CD34+ HSPCs were pre-cultured for either 4 or 24 hours before delivery of B2M RNP complexes. Four days post-transfection, flow cytometry was used to assess CD45, CD34, CD45RA and CD90 expression. (A) Analysis of phenotype markers indicated no change in cord blood (CB) or mobilized peripheral blood (mPB) HSPC or HSC subset frequencies after transfection with CellPore™. 24 hours after transfection, in vitro colony-forming unit (CFU) assays were performed by plating triplicate wells in MethoCult™ H4435 Enriched Medium (Catalog #04435) followed by a culture period of 14 days before counting on the STEMvision™ Instrument (Catalog #22005). (B) Cloning efficiency in B2M-edited samples was slightly reduced, whereas (C) distribution of colony sub-types, and (D) colony sizes were comparable between B2M-edited and untreated controls. Data are presented as mean ± SD (n = 3 - 4).

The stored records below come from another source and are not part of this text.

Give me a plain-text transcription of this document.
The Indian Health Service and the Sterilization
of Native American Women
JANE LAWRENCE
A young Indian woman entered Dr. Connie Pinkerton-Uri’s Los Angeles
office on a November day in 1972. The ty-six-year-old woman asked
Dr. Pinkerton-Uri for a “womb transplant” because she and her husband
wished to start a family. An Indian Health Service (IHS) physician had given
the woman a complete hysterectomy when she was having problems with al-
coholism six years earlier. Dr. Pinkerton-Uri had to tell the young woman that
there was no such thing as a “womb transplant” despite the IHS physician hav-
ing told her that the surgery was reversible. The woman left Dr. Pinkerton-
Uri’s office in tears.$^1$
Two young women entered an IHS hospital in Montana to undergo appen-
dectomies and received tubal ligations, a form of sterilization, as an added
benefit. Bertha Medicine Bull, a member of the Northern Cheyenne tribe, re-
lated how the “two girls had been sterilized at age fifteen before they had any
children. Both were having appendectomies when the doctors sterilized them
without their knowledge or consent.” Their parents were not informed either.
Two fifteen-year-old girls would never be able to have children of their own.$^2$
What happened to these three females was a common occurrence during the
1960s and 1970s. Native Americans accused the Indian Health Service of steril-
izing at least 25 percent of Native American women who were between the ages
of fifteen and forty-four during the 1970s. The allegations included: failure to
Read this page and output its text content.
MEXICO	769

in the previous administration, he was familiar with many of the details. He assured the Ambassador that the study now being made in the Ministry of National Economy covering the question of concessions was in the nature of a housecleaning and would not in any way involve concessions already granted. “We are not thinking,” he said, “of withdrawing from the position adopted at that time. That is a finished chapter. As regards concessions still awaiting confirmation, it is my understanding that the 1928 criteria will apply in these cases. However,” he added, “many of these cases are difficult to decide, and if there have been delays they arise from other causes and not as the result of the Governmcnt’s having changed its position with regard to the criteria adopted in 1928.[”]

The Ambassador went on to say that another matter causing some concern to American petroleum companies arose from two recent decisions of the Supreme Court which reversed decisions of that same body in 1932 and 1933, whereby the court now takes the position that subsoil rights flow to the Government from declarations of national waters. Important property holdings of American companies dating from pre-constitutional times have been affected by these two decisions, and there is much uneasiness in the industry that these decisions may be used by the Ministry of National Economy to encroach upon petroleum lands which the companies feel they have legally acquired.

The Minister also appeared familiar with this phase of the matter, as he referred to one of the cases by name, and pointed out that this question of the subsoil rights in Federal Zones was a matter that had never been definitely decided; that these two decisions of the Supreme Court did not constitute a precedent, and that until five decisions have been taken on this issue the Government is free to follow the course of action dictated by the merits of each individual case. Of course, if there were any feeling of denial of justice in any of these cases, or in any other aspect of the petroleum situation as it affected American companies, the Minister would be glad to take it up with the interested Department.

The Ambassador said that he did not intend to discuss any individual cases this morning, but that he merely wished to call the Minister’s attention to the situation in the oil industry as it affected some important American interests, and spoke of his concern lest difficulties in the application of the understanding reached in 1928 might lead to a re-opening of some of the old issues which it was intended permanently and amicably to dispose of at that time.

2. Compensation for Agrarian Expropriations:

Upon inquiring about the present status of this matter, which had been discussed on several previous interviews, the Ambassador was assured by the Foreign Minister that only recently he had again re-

Tips for Further Optimization

1. In case cell clumping is observed after thawing cryopreserved cells, it is recommended to filter aggregated suspensions through a 37 µm cell strainer (e.g. Catalog #27250) for optimal results. In this case, the run time on the CellPore™ Transfection System may need to be increased to 10 seconds.
2. The addition of UM729 to the complete StemSpan™ SFEM II culture medium is recommended but can be omitted. UM729 enhances expansion of CD34+ cells and more primitive CD34+CD45RA-CD90+ cells.

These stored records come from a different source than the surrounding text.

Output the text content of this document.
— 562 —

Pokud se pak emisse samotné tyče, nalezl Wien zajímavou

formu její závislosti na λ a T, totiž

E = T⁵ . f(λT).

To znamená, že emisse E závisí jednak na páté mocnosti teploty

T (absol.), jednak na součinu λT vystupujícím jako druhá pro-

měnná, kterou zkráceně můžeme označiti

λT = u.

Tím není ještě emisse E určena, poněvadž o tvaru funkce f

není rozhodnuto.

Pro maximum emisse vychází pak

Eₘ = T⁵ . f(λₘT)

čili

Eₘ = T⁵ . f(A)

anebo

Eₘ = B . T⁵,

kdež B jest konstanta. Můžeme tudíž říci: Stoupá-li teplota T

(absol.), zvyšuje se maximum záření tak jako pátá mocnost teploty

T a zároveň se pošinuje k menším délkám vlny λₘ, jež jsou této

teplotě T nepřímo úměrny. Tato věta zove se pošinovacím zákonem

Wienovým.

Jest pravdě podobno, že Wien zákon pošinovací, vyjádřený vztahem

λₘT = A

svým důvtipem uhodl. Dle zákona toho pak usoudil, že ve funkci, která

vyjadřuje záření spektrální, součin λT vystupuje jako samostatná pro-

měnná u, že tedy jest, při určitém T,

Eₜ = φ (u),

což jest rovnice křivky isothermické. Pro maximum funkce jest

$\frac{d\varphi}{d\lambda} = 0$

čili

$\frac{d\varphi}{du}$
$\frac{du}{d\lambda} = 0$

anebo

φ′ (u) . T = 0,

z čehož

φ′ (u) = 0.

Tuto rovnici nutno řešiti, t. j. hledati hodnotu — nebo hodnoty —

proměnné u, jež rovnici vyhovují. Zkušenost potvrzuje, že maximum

3. For better retention of the primitive HSC population (CD34+CD45RA-CD90+), the pre-transfection culture period can be reduced from 24 hours to 4 hours. This may result in lower editing efficiencies.
4. To ensure availability of sufficient nutrients for CD34+ HSPC growth, it is recommended to keep the culture concentration lower than 1 x 10⁶ cells/mL.

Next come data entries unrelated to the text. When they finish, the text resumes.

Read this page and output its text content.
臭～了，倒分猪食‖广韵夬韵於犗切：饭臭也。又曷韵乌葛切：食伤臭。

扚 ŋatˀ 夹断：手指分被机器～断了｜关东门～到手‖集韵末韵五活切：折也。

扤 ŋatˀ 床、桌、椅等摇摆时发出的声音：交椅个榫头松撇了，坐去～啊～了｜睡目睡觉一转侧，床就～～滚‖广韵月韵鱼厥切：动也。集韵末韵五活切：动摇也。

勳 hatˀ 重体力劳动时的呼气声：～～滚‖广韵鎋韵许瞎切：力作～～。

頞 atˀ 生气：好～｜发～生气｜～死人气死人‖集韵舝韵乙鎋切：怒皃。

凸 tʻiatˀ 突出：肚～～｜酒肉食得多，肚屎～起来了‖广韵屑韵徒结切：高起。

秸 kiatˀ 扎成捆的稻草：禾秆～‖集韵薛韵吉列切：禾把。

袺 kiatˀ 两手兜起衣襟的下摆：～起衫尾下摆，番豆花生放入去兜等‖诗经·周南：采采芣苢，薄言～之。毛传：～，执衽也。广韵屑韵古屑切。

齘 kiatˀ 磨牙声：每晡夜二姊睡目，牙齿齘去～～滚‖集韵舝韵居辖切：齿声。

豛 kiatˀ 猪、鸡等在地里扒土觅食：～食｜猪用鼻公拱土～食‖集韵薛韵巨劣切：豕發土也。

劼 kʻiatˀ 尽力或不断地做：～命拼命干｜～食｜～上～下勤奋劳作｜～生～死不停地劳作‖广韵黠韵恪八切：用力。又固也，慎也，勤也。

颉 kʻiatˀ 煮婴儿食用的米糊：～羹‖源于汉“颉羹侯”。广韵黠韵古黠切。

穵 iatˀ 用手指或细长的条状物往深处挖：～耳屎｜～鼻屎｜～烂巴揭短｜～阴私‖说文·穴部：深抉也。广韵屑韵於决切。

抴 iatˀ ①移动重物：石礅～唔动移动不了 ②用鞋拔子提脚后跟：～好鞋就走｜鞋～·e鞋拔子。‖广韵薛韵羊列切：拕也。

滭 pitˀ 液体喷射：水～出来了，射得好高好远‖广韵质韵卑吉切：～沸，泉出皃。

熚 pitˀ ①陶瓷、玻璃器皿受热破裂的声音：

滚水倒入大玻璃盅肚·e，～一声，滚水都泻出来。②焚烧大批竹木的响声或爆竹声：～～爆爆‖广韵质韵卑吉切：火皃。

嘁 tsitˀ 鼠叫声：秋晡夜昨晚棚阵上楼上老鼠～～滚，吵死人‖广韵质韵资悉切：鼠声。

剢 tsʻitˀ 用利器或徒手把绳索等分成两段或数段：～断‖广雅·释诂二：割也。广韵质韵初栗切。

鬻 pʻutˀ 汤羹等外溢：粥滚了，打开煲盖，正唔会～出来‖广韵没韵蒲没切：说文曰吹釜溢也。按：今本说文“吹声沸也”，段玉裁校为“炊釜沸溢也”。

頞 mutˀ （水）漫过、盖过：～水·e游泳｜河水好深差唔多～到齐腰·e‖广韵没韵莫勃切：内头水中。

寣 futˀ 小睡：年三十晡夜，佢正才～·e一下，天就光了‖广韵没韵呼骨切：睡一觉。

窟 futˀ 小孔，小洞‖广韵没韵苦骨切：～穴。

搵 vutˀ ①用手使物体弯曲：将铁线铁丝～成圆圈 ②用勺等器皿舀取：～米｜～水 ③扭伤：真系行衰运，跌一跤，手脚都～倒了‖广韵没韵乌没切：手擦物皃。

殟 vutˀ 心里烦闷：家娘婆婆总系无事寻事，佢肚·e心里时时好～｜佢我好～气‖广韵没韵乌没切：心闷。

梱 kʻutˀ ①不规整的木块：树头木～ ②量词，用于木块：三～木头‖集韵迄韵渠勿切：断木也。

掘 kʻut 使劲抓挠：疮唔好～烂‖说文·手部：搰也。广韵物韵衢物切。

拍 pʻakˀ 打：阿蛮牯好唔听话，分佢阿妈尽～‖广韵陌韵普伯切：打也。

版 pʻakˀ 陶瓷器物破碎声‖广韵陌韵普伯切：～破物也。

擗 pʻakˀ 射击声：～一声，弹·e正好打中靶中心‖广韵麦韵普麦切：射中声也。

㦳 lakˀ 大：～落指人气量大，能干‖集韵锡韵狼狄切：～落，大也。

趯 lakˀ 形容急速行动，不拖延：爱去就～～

5. Best results are obtained when limiting prolonged cell exposure to ambient temperature conditions. Consider keeping unused cells in a humidified incubator with 5% CO₂ at 37°C when performing larger experiments.
6. When designing guide RNAs, it is recommended to choose sequences that align with the transcription start site of the gene of interest where possible.
7. Titration of Cas9 RNP may be required to obtain optimal editing efficiencies. Similarly, titration of the Cas9:sgRNA ratio (from 1:1 - 1:8) may also be required.
8. For best results, the total volume of cargo added should not exceed 10% of the reaction volume.
9. Reducing the reaction volume to less than 80 µL may result in lower editing efficiencies and cell recoveries. A minimum reaction volume of 50 µL is required for consistent performance with the CellPore™ Transfection System.
10. Lowering the instrument pressure to 20 or 25 psi can improve functionality of cells in certain applications. This may result in lower editing efficiencies. When using pressures <30 psi, it is recommended to increase the run time to 10 seconds.